Of Continuing Education

Officials at Washington National Cathedral announced the formation of a new college of continuing education, effective Sept. 1.

The Cathedral College of Washington National Cathedral is being created by a merger of the College of Preachers, a conference center adjacent to the cathedral, and the cathedral's department that offers programs to a broader audience.

"We want to strengthen the College of Preachers by broadening its potential and range of programs," said Paul Cooney, chief operating officer of the Episcopal Diocese of Washington, who was involved in the negotiations.

In addition to courses on preaching, the conference center's staple for 75 years, Cathedral College will now offer courses on such topics as interfaith relations, moral and ethical issues, biblical studies and spirituality. Opening up the college to a broader community could increase registration significantly from the 300 to 500 people who take classes each year, Cooney said.

The Rev. Howard R. Anderson, rector of St. Paul's Episcopal Church in Duluth, Minn., will serve as the first warden of Cathedral College.

-- Bill Broadway

Personal Growth

For Md. Inmates

Maryland's Division of Correction is adopting a nondenominational personal growth program for Christian inmates based on "The Purpose-Driven Life," a best-selling book by Rick Warren, pastor of Saddleback Church in Lake Forest, Calif.

A California prison was the first to offer the program last year, and state prison officials credit it with helping to reduce prison violence by nearly 40 percent.

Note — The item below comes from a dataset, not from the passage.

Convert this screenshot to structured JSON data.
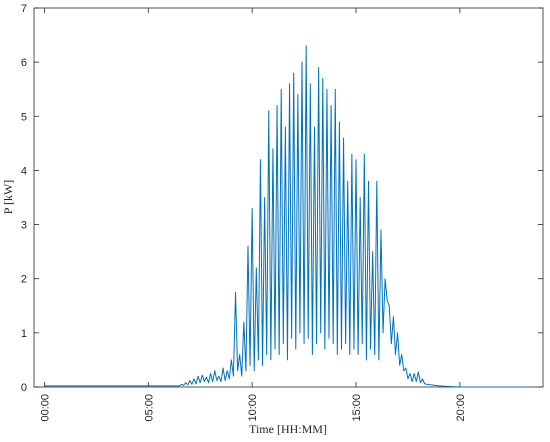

Volunteers from Maryland churches will implement the program for any inmates who choose to attend. More than 125 have signed up for the first session today at the Maryland Correctional Training Center near Hagerstown, organizers said.

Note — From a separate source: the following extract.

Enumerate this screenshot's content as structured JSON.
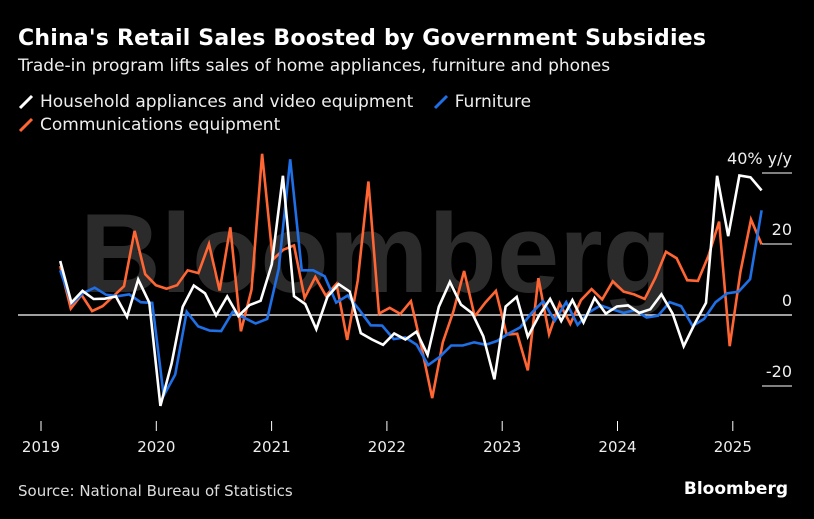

The program is a way for inmates "to really get a handle on who they are," said Mary Ann Saar, the state secretary of the Department of Public Works and Correctional Services, who approved the program for statewide use. "Anything that helps [them] focus their lives in a positive way, I think, is tremendous help to all of us."

A nonprofit faith-based group called IIMainstream Inc. in Bowie proposed the program for use in the prison system and is providing the materials with donations and a $5,000 budget. No state funds are being used.

-- Associated Press

Entertainment Planned

For GOP Convention

Michael W. Smith, a contemporary Christian musician, and country music performers the Gatlin Brothers will be among the performers who will entertain delegates at the Republican National Convention in New York City that starts Aug. 30, party officials said.

The more than a half-dozen musical acts announced by the party include country, classical and blues performers.

"Entertainment plays more of a prominent role in marketing messages today than ever before," said Frank Breeden, former head of the Gospel Music Association, who was hired to oversee convention entertainment. "Just like Cadillac uses Led Zeppelin to market its ideas."

Breeden acknowledged that most entertainers who engage in politics support Democratic nominee John F. Kerry rather than President Bush.

"For whatever reason, on the Democratic side of things, the celebrities who have an affinity with that party tend to be more activist and tend to get more headlines," he said.

-- Religion News Service

Dead Sea Scrolls

Available for Viewing

Visitors to Jerusalem may once again view the Dead Sea Scrolls, which had been in storage for more than a year during extensive renovations of a wing of the Israel Museum designed to house the ancient texts.

The scrolls, the oldest surviving biblical texts, were discovered at Qumran, in the Judean Desert, in 1947. Some were nearly intact, while others had been reduced to tiny fragments that scholars around the world have painstakingly puzzled together.

In addition to the scrolls, museum visitors can view the Aleppo Codex, the famed handwritten Bible from the 10th century, as well as never-before-seen scroll fragments excavated from Qumran.

The $3 million renovation of the Shrine of the Book includes the installation of technology that controls climate as well as a "facelift" of the wing's signature round white roof, which was modeled to resemble the lids of the jars in which the scrolls were discovered.